A Mesh-Free Multi-Physics Approach to Modeling Deep-Hole Drilling and Predicting Chip Jamming and Drill Failure

Deep-hole drilling (DHD) presents significant challenges in experimental investigations due to inaccessibility and complex fluid-structure interaction.

A novel mesh-free multi-physics modeling approach is introduced that couples Smoothed Particle Hydrodynamics (SPH) and the Discrete Element Method to simulate transient chip evacuation and investigate failure mechanisms such as chip jamming and drill breakage. This modeling approach enables the detailed representation of dynamic interfaces and boundary conditions in DHD. It allows the transient investigation of the chip evacuation in DHD. Its capabilities for investigating the impact of drill geometry, metalworking fluid (MWF) characteristics, borehole filling states, and MWF supply levels on the chip evacuation efficiency are demonstrated.

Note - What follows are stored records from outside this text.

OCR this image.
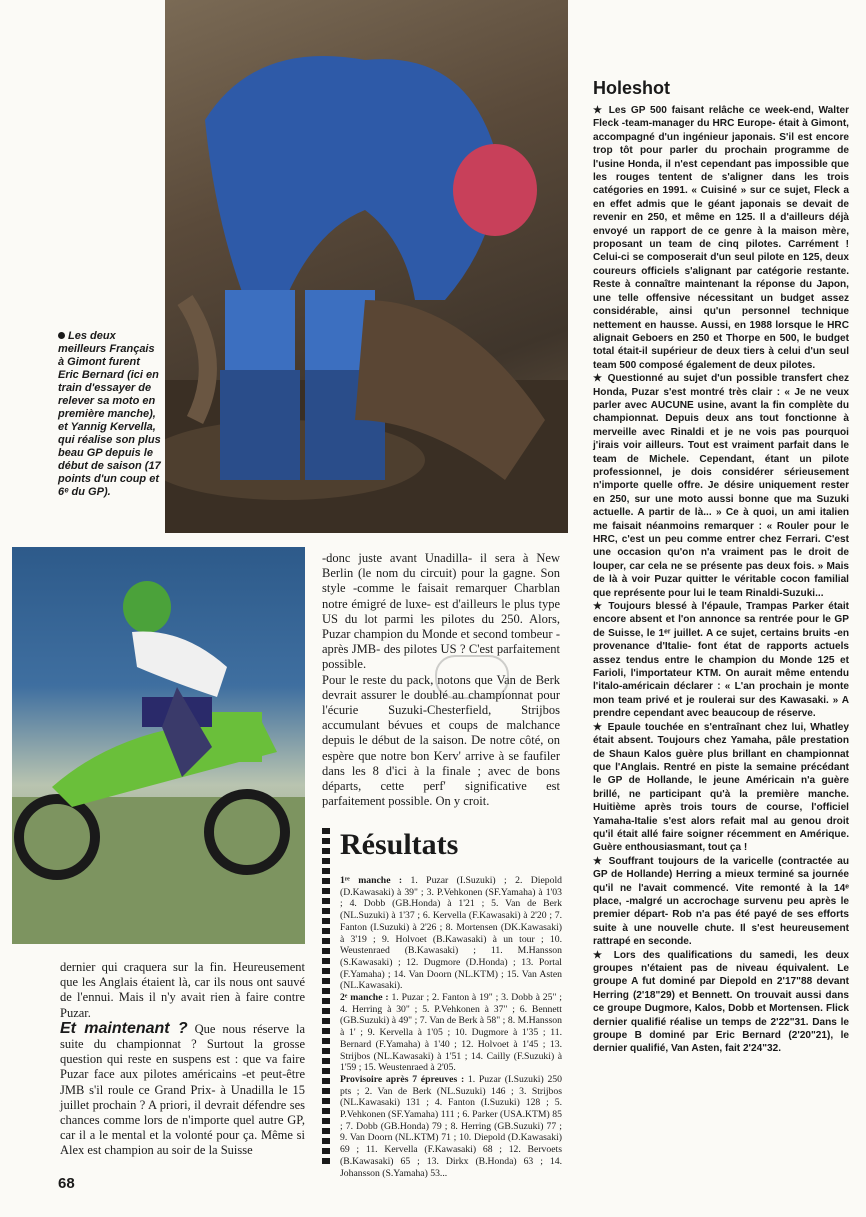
Les deux meilleurs Français à Gimont furent Eric Bernard (ici en train d'essayer de relever sa moto en première manche), et Yannig Kervella, qui réalise son plus beau GP depuis le début de saison (17 points d'un coup et 6ᵉ du GP).

-donc juste avant Unadilla- il sera à New Berlin (le nom du circuit) pour la gagne. Son style -comme le faisait remarquer Charblan notre émigré de luxe- est d'ailleurs le plus type US du lot parmi les pilotes du 250. Alors, Puzar champion du Monde et second tombeur -après JMB- des pilotes US ? C'est parfaitement possible.

Pour le reste du pack, notons que Van de Berk devrait assurer le doublé au championnat pour l'écurie Suzuki-Chesterfield, Strijbos accumulant bévues et coups de malchance depuis le début de la saison. De notre côté, on espère que notre bon Kerv' arrive à se faufiler dans les 8 d'ici à la finale ; avec de bons départs, cette perf' significative est parfaitement possible. On y croit.

dernier qui craquera sur la fin. Heureusement que les Anglais étaient là, car ils nous ont sauvé de l'ennui. Mais il n'y avait rien à faire contre Puzar.

Et maintenant ? Que nous réserve la suite du championnat ? Surtout la grosse question qui reste en suspens est : que va faire Puzar face aux pilotes américains -et peut-être JMB s'il roule ce Grand Prix- à Unadilla le 15 juillet prochain ? A priori, il devrait défendre ses chances comme lors de n'importe quel autre GP, car il a le mental et la volonté pour ça. Même si Alex est champion au soir de la Suisse

Résultats
1ʳᵉ manche : 1. Puzar (I.Suzuki) ; 2. Diepold (D.Kawasaki) à 39" ; 3. P.Vehkonen (SF.Yamaha) à 1'03 ; 4. Dobb (GB.Honda) à 1'21 ; 5. Van de Berk (NL.Suzuki) à 1'37 ; 6. Kervella (F.Kawasaki) à 2'20 ; 7. Fanton (I.Suzuki) à 2'26 ; 8. Mortensen (DK.Kawasaki) à 3'19 ; 9. Holvoet (B.Kawasaki) à un tour ; 10. Weustenraed (B.Kawasaki) ; 11. M.Hansson (S.Kawasaki) ; 12. Dugmore (D.Honda) ; 13. Portal (F.Yamaha) ; 14. Van Doorn (NL.KTM) ; 15. Van Asten (NL.Kawasaki).
2ᵉ manche : 1. Puzar ; 2. Fanton à 19" ; 3. Dobb à 25" ; 4. Herring à 30" ; 5. P.Vehkonen à 37" ; 6. Bennett (GB.Suzuki) à 49" ; 7. Van de Berk à 58" ; 8. M.Hansson à 1' ; 9. Kervella à 1'05 ; 10. Dugmore à 1'35 ; 11. Bernard (F.Yamaha) à 1'40 ; 12. Holvoet à 1'45 ; 13. Strijbos (NL.Kawasaki) à 1'51 ; 14. Cailly (F.Suzuki) à 1'59 ; 15. Weustenraed à 2'05.
Provisoire après 7 épreuves : 1. Puzar (I.Suzuki) 250 pts ; 2. Van de Berk (NL.Suzuki) 146 ; 3. Strijbos (NL.Kawasaki) 131 ; 4. Fanton (I.Suzuki) 128 ; 5. P.Vehkonen (SF.Yamaha) 111 ; 6. Parker (USA.KTM) 85 ; 7. Dobb (GB.Honda) 79 ; 8. Herring (GB.Suzuki) 77 ; 9. Van Doorn (NL.KTM) 71 ; 10. Diepold (D.Kawasaki) 69 ; 11. Kervella (F.Kawasaki) 68 ; 12. Bervoets (B.Kawasaki) 65 ; 13. Dirkx (B.Honda) 63 ; 14. Johansson (S.Yamaha) 53...
Holeshot

★ Les GP 500 faisant relâche ce week-end, Walter Fleck -team-manager du HRC Europe- était à Gimont, accompagné d'un ingénieur japonais. S'il est encore trop tôt pour parler du prochain programme de l'usine Honda, il n'est cependant pas impossible que les rouges tentent de s'aligner dans les trois catégories en 1991. « Cuisiné » sur ce sujet, Fleck a en effet admis que le géant japonais se devait de revenir en 250, et même en 125. Il a d'ailleurs déjà envoyé un rapport de ce genre à la maison mère, proposant un team de cinq pilotes. Carrément ! Celui-ci se composerait d'un seul pilote en 125, deux coureurs officiels s'alignant par catégorie restante. Reste à connaître maintenant la réponse du Japon, une telle offensive nécessitant un budget assez considérable, ainsi qu'un personnel technique nettement en hausse. Aussi, en 1988 lorsque le HRC alignait Geboers en 250 et Thorpe en 500, le budget total était-il supérieur de deux tiers à celui d'un seul team 500 composé également de deux pilotes.

★ Questionné au sujet d'un possible transfert chez Honda, Puzar s'est montré très clair : « Je ne veux parler avec AUCUNE usine, avant la fin complète du championnat. Depuis deux ans tout fonctionne à merveille avec Rinaldi et je ne vois pas pourquoi j'irais voir ailleurs. Tout est vraiment parfait dans le team de Michele. Cependant, étant un pilote professionnel, je dois considérer sérieusement n'importe quelle offre. Je désire uniquement rester en 250, sur une moto aussi bonne que ma Suzuki actuelle. A partir de là... » Ce à quoi, un ami italien me faisait néanmoins remarquer : « Rouler pour le HRC, c'est un peu comme entrer chez Ferrari. C'est une occasion qu'on n'a vraiment pas le droit de louper, car cela ne se présente pas deux fois. » Mais de là à voir Puzar quitter le véritable cocon familial que représente pour lui le team Rinaldi-Suzuki...

★ Toujours blessé à l'épaule, Trampas Parker était encore absent et l'on annonce sa rentrée pour le GP de Suisse, le 1ᵉʳ juillet. A ce sujet, certains bruits -en provenance d'Italie- font état de rapports actuels assez tendus entre le champion du Monde 125 et Farioli, l'importateur KTM. On aurait même entendu l'italo-américain déclarer : « L'an prochain je monte mon team privé et je roulerai sur des Kawasaki. » A prendre cependant avec beaucoup de réserve.

★ Epaule touchée en s'entraînant chez lui, Whatley était absent. Toujours chez Yamaha, pâle prestation de Shaun Kalos guère plus brillant en championnat que l'Anglais. Rentré en piste la semaine précédant le GP de Hollande, le jeune Américain n'a guère brillé, ne participant qu'à la première manche. Huitième après trois tours de course, l'officiel Yamaha-Italie s'est alors refait mal au genou droit qu'il était allé faire soigner récemment en Amérique. Guère enthousiasmant, tout ça !

★ Souffrant toujours de la varicelle (contractée au GP de Hollande) Herring a mieux terminé sa journée qu'il ne l'avait commencé. Vite remonté à la 14ᵉ place, -malgré un accrochage survenu peu après le premier départ- Rob n'a pas été payé de ses efforts suite à une nouvelle chute. Il s'est heureusement rattrapé en seconde.

★ Lors des qualifications du samedi, les deux groupes n'étaient pas de niveau équivalent. Le groupe A fut dominé par Diepold en 2'17"88 devant Herring (2'18"29) et Bennett. On trouvait aussi dans ce groupe Dugmore, Kalos, Dobb et Mortensen. Flick dernier qualifié réalise un temps de 2'22"31. Dans le groupe B dominé par Eric Bernard (2'20"21), le dernier qualifié, Van Asten, fait 2'24"32.

68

Furthermore the aspects needed to investigate chip jamming and to model sudden tool failure by drill breakage are analyzed. This requires modeling the deformation of chips, the friction between the involved bodies, and the measurement of the necessary drilling torque. A mesh-free and a mesh-based elastic body modeling of the chips are investigated. The fluid phenomena during chip jamming are analyzed, and limitations of applying the weakly-compressible SPH formulation in modeling DHD are presented. The approach is further extended to modeling drill failure caused by chip jamming by among other things including a failure criterion based on the applied drilling torque.